‘Soft Power’,‘Soft Target’ oldu

        
 
 
                ‘Soft Power’,‘Soft Target’ oldu
Başbakanlık öncesi Ahmet Davutoğlu’nun Türkiye’nin Dış Politika daki pozisyonunu belirlemek için kullandığı Soft Power kavramı gerçekte ABD, Çin, AB gibi Dünya’nın en büyük güçlerinin ekonomik ve siyasi ‘çekim özelliklerini’ anlatmak için dış politika literatürüne yerleşmişti. Bizimki de kendi çapında bir ‘soft power’ olsa gerek diye düşündü herkes.
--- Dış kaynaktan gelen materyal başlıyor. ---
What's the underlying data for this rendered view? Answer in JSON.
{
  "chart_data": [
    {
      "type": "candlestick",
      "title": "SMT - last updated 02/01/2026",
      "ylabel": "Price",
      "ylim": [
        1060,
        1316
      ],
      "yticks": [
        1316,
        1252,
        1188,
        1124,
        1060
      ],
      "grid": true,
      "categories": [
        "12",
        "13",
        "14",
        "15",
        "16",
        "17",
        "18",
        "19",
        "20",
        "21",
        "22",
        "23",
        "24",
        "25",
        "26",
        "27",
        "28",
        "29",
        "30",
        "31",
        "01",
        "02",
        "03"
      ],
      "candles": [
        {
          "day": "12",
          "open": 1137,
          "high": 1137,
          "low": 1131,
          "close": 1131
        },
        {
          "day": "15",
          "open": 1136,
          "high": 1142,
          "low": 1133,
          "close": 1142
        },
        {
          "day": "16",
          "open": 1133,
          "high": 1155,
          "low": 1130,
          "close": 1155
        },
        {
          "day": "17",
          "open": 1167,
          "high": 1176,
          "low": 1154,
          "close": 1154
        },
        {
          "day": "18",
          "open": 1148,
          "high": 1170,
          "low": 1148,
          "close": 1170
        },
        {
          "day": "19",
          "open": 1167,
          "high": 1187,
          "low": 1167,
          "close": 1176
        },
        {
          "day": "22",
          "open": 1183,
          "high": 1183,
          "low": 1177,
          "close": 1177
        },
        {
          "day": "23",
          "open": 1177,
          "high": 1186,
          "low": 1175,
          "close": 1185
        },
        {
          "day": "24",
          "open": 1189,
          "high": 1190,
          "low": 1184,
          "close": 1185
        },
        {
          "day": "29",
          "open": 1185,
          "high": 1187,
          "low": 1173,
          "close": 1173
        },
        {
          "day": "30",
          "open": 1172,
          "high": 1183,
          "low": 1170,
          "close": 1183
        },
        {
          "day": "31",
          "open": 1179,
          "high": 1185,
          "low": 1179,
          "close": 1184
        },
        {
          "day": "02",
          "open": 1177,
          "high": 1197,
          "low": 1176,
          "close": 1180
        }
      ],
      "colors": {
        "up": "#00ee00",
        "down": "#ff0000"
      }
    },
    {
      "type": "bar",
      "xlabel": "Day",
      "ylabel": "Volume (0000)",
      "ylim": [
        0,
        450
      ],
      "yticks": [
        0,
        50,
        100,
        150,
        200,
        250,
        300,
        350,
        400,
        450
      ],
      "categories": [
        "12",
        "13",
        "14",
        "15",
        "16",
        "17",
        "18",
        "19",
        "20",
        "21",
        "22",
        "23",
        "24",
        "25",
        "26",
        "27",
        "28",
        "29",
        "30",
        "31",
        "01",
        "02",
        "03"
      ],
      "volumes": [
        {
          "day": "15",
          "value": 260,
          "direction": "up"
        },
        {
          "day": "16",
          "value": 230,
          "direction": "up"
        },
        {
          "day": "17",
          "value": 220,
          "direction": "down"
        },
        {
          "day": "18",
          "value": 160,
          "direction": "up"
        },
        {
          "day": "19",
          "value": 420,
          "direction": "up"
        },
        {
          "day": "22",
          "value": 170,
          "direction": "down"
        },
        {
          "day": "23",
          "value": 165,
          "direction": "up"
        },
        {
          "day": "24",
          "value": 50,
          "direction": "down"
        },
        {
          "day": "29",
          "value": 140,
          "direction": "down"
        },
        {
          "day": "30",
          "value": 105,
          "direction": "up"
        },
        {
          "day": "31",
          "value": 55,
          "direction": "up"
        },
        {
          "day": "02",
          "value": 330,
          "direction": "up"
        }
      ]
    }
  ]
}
Davutoğlu’nun statejik derinliklerinde Türkiye’nin ya da ‘Müstakbel Osmanlı’nın’ tarihi haklarına dayanarak OrtaDoğu,Balkanlar ve Karadeniz havzasında ‘soft power’ olarak hüküm sürmeye başlayacağı çok sayıda besleme Think Tank tarafından ‘bilimsel verilerle’ propaganda edilmeye başladı. Batı’nın biraz alaycı biraz da hoşgörülü olarak baktığı Soft Power hikayesi, yine aynı merkezlerde artık ‘Soft Target’ olarak dinlenilmeye başladı. Türkiye ekonomik,kültürel ve politik bir çekim merkezi değil, terör, bela ve husumeti kendi ülkesine toplayan bir çekim merkezi oldu. Bu kademeden bir sonrakinin ‘hasta adam’ olduğunu Batı çok yakından biliyor.
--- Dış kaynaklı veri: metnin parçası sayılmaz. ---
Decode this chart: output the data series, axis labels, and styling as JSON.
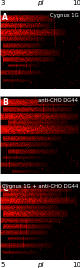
{
  "panels": [
    {
      "label": "A",
      "title": "Cygnus 1G",
      "x_left_label": "3",
      "x_right_label": "10"
    },
    {
      "label": "B",
      "title": "anti-CHO DG44",
      "x_left_label": "3",
      "x_right_label": "10"
    },
    {
      "label": "C",
      "title": "Cygnus 1G + anti-CHO DG44",
      "x_left_label": "5",
      "x_right_label": "10"
    }
  ],
  "figure_bg": "#ffffff",
  "top_left": "3",
  "top_mid": "pI",
  "top_right": "10",
  "bot_left": "5",
  "bot_mid": "pI",
  "bot_right": "10",
  "panel_label_color": "#ffffff",
  "panel_title_color": "#ffffff",
  "axis_text_color": "#000000"
}
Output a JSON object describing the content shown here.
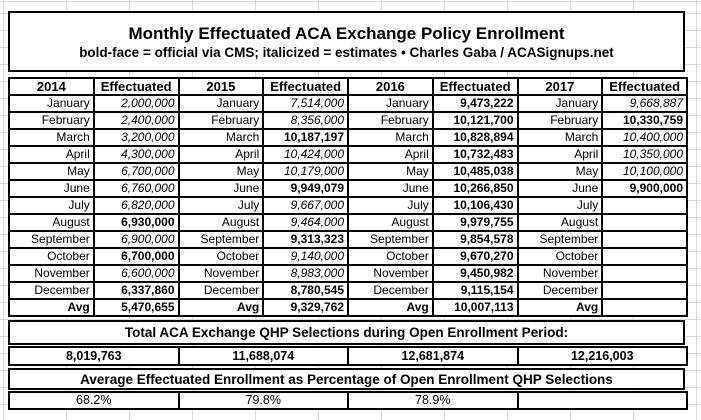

                          Terör’ün ‘Aller-Retour’ bileti
Fransa’daki Charlie Hebdo katliamı,Belçika tutuklamaları, Almanya soruşturmaları, İngiltere’de gündeme alınan anti-terör yasalar, tümü son ayların terör bahsindeki ‘favori’ ülkesi Türkiye  ile ilgili. Avrupa istihbarat ve polis örgütleri raporlarının tümünde Türkiye ve Suriye’nin ismi birlikte kullanılıyor. Batı medyasında hergün yayınlanan ‘teröristlerin’ Türkiye maceraları, artık haber niteliğini bile kaybetti.
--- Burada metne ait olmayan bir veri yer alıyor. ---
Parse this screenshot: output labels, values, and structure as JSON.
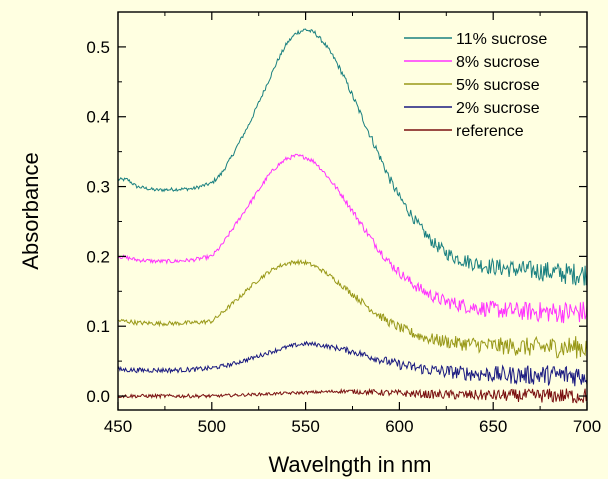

 Şöyle bir sıralama yapılırsa ; Charlie Hebdo katliamını yapan ekibin bir elemanı Türkiye’de 1 haftalık MİT kontolüne rağmen, Suriye’ye nasıl olduğu belirlenemeden giriyor. Yanındaki terör şüphelisi ise Türkiye’de kayboluyor. Aynı ekipten bir başkası Türkiye’ye girerken Bulgar polisi tarafından yakalanıp Fransa’ya gönderiliyor. Çeçen kızı Türkiye’den Suriye’ye gidip eğitim görüyor, dönüşte bir polis karakolunda kendisini patlatıyor bir polis memuru ile birlikte. Yanındaki kocasının ise Türkiye’ye nasıl girdiği ve şimdi nerede olduğu bilinmiyor. Almanya’da 2, Belçika’da 1 Türk Terör ve Suriye bağlantısı nedeniyle terör polislerine ifade veriyor.  Batı ülkelerinin istihbarat örgütleri Türkiye’nin Suriye ve Halife Ordusuna hem gidiş hem de dönüş yolu olduğunu çok iyi biliyor. Onları ilgilendiren gidişten çok ‘dönüş’.Çok kısa bir süre sonra ‘dönüşlerin’ hesabını sorarlar Türkiye’den.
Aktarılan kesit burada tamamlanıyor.